Volkskunde van Curacao, Aruba en Bonaire

Paul Brenneker

Slavernij


Door: Paul Brenneker  | Publicatiedatum: SAMBUMBU Deel 1
Slavernij


Alle pogingen ten spijt om de slavernij nogal zacht voor te stellen, door haar te vergelijken met landen waar het zeker harder toeging, vertelt de overlevering talloze verhalen, die er niet om liegen. Lijfstraffen werden geregeld toegediend en zelfs de doodstraf kwam voor. Ook bestonden er vaste gebruiken bij het onthoofden van een rebelse slaaf. Maar evenzeer is waar, dat niet alle slaven een ellendig leven hadden, dat niet allen werden geslagen en dat verschillende eigenaren tot op de dag van vandaag met naam bekend staan als beminde vaderfiguren. Daarenboven waren de straffen voor vrije burgers in die tijd voor onze gevoelens evenzeer meedogenloos en inhumaan.
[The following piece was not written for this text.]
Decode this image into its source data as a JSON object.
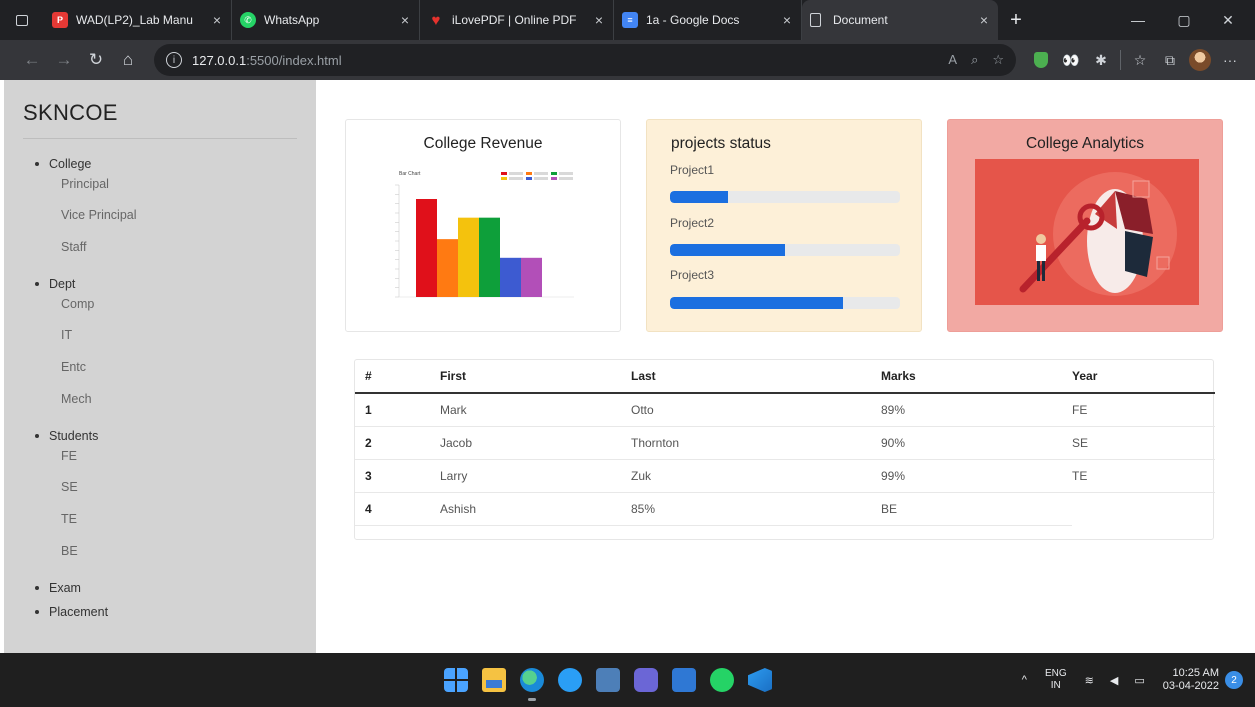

Van de alleszins gematigde wetten omtrent kastijdingen kwam op de grote plantages in de buitendistricten niet veel terecht. Slagen werden soms met de watapana gegeven en wel met zo veel takken als het vastgestelde aantal slagen; zo kon de voorman, belast met de kastijdingen, nooit iets worden gemaakt. Hij heette bomba zutadó. In de regel echter sloeg men met de bullenpees en dat komt harder aan, daar deze het vlees openhaalt. De slaaf werd hiervoor op een soort ladder gebonden, ‘twee palen met dwarsstokken’, met armen en benen uiteen. Soms bond men hem aan een boom vast.

Op de grote plantages was de woensdag de vastgestelde dag voor de lijfstraffen. Dan moest toch iedereen op het appèl komen om zijn rantsoen te halen, djarazon ta dia di bati, dia di ransoen. Een oude man van Bandariba vertelt: ‘Mijn vader verhaalde ons, dat je hier op een paar honderd meter van Ronde Klip de slaven kon horen jammeren, als ze geslagen werden. Ze riepen dan: Enando, enando! Dat betekent: pordon.’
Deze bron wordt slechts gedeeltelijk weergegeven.